Publicado em 09/09/2025 - 10:43 / Clipado em 10/09/2025 - 10:43

A inteligência artificial no enfrentamento da judicialização da saúde


Em novo artigo, Giovanni Cerri escreve sobre uma nova iniciativa do InovaHC, que usa inteligência artificial para agilizar demandas judiciais na saúde

 
Por Giovanni Cerri
 

Costumo lembrar que a pandemia, mesmo tendo sido uma grande tragédia sanitária, fez com que o uso da tecnologia na área da saúde fosse acelerado. A emergência rompeu a resistência que não deixava a inovação deslanchar e, desde então, o processo de transformação digital vem avançando a passos largos, sobretudo com o uso da inteligência artificial. O leque de possibilidades de emprego de sistemas inteligentes na saúde, no entanto, vai além das inovações propriamente médicas. Prova disso é o novo projeto do InovaHC, que, reunindo tecnologia, ciência médica e legislação, pode ajudar a enfrentar o grave aumento da judicialização da saúde no Brasil.

Todos temos acompanhado no noticiário casos de pacientes que ajuízam ações para obter tratamentos, cirurgias ou medicamentos de alto custo ou para solucionar uma infinidade de outras demandas, como reajustes supostamente abusivos de planos de saúde, reembolso de despesas, cancelamento injustificado de contrato ou negativa de cobertura de algum procedimento ou exame. Sejam quais forem os motivos, o fato é que estamos falando de mais de 500 mil novas ações por ano desde 2022, de mais de 670 mil no ano passado e de uma estimativa de fechar 2025 com 800 mil queixas novas.

Não é difícil perceber que essa situação produz impactos profundos tanto no Sistema Único de Saúde (SUS) quanto na saúde suplementar. Um exemplo nos ajuda a entender as dimensões do problema: um medicamento de dose única para tratar a síndrome de Duchenne, doença rara que afeta aproximadamente um em cada 3.500 meninos nascidos vivos, pode custar R$ 20 milhões. Tratamentos para doenças raras, além de serem muito caros, são pouco testados, o que se explica exatamente por atenderem um número reduzido de pacientes. Isso pode levar a uma situação em que um gasto considerável não represente uma resposta eficaz para determinado indivíduo e, ao mesmo tempo, impacte a capacidade financeira do sistema de atender outros pacientes com outras demandas.

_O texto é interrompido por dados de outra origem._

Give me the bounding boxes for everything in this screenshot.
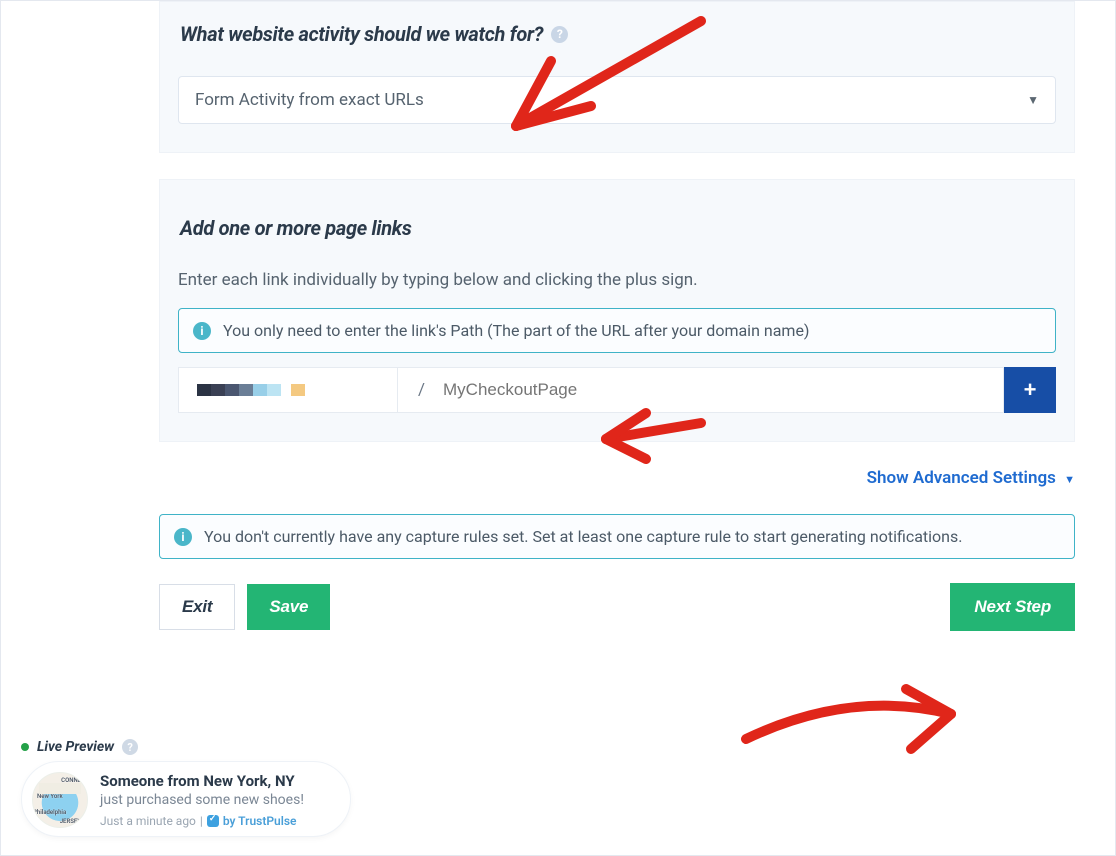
add-link-button[interactable]: + <box>1004 367 1056 413</box>
info-icon: i <box>174 528 192 546</box>
links-instruction: Enter each link individually by typing b… <box>178 270 1056 290</box>
links-info-box: i You only need to enter the link's Path… <box>178 308 1056 353</box>
show-advanced-link[interactable]: Show Advanced Settings ▼ <box>159 468 1075 488</box>
help-icon[interactable]: ? <box>122 739 138 755</box>
live-preview: Live Preview ? CONNEC New York Philadelp… <box>21 739 351 837</box>
links-info-text: You only need to enter the link's Path (… <box>223 321 810 340</box>
url-slash-wrap: / <box>398 367 429 413</box>
caret-down-icon: ▼ <box>1064 473 1075 486</box>
page-path-input[interactable] <box>429 367 1004 413</box>
live-preview-brand: by TrustPulse <box>223 814 297 828</box>
links-heading-text: Add one or more page links <box>180 216 412 240</box>
live-preview-card[interactable]: CONNEC New York Philadelphia JERSEY Some… <box>21 761 351 837</box>
links-heading: Add one or more page links <box>180 216 1056 240</box>
map-icon: CONNEC New York Philadelphia JERSEY <box>32 772 88 828</box>
help-icon[interactable]: ? <box>551 26 568 43</box>
url-input-row: / + <box>178 367 1056 413</box>
live-preview-meta: Just a minute ago | by TrustPulse <box>100 814 304 828</box>
redacted-domain <box>197 384 305 396</box>
activity-select-value: Form Activity from exact URLs <box>195 90 424 110</box>
live-preview-header: Live Preview ? <box>21 739 351 755</box>
live-preview-title: Live Preview <box>37 739 114 755</box>
live-preview-time: Just a minute ago <box>100 814 196 828</box>
rules-info-box: i You don't currently have any capture r… <box>159 514 1075 559</box>
save-button[interactable]: Save <box>247 584 330 630</box>
live-preview-body: Someone from New York, NY just purchased… <box>100 772 304 828</box>
live-preview-headline: Someone from New York, NY <box>100 772 304 790</box>
activity-section: What website activity should we watch fo… <box>159 1 1075 153</box>
chevron-down-icon: ▼ <box>1027 93 1039 107</box>
status-dot-icon <box>21 743 29 751</box>
exit-button[interactable]: Exit <box>159 584 235 630</box>
links-section: Add one or more page links Enter each li… <box>159 179 1075 442</box>
next-step-button[interactable]: Next Step <box>950 583 1075 631</box>
rules-info-text: You don't currently have any capture rul… <box>204 527 962 546</box>
activity-heading-text: What website activity should we watch fo… <box>180 22 543 46</box>
show-advanced-text: Show Advanced Settings <box>867 468 1056 488</box>
annotation-arrow-icon <box>731 669 971 779</box>
action-bar: Exit Save Next Step <box>159 583 1075 631</box>
left-button-group: Exit Save <box>159 584 330 630</box>
url-prefix <box>178 367 398 413</box>
url-slash: / <box>408 380 425 400</box>
activity-select[interactable]: Form Activity from exact URLs ▼ <box>178 76 1056 124</box>
activity-heading: What website activity should we watch fo… <box>180 22 1056 46</box>
verified-icon <box>207 815 219 827</box>
live-preview-subline: just purchased some new shoes! <box>100 792 304 808</box>
info-icon: i <box>193 322 211 340</box>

É claro que é legítima a busca de atenção aos direitos individuais, pois nenhuma vida pode ser negligenciada, mas o juiz, ao analisar o caso concreto, não pode desconsiderar a lógica da equidade coletiva. Na prática, priorizar demandas individuais sem levar em conta o conjunto dos pacientes que dependem do serviço de saúde pode desorganizar o planejamento assistencial e afetar a sustentabilidade do sistema como um todo.

Uma iniciativa que vem ajudando os juízes a tomar decisões informadas, baseadas em evidências científicas, é o NatJus (Núcleo de Apoio Técnico do Judiciário), que é uma estrutura criada pelo Conselho Nacional de Justiça (CNJ) para oferecer suporte técnico-científico aos magistrados em decisões relacionadas à saúde (pública e suplementar). Os núcleos, organizados dentro dos tribunais ou em parceria com instituições de saúde e universidades, são compostos de médicos, farmacêuticos, enfermeiros, sanitaristas e especialistas em políticas públicas, que elaboram pareceres técnicos para fundamentar as decisões judiciais. Esses pareceres ficam armazenados na plataforma e-NatJus para consultas posteriores.

Mesmo assim, os problemas não se resolvem. Diante do volume crescente de ações, é impossível distinguir, por exemplo, os casos mais graves, que precisariam ser julgados com urgência sob pena de se perderem vidas ou chances de cura. Por outro lado, dada a quantidade de tribunais em todo o país, casos semelhantes podem ser julgados segundo entendimentos diversos, resultando em desigualdade e sentimento de injustiça. Imaginamos, então, um meio de ajudar o Judiciário a lidar com essa enorme demanda, que é também extremamente complexa em sua multiplicidade de fatores tanto médico-científicos como sociais e familiares.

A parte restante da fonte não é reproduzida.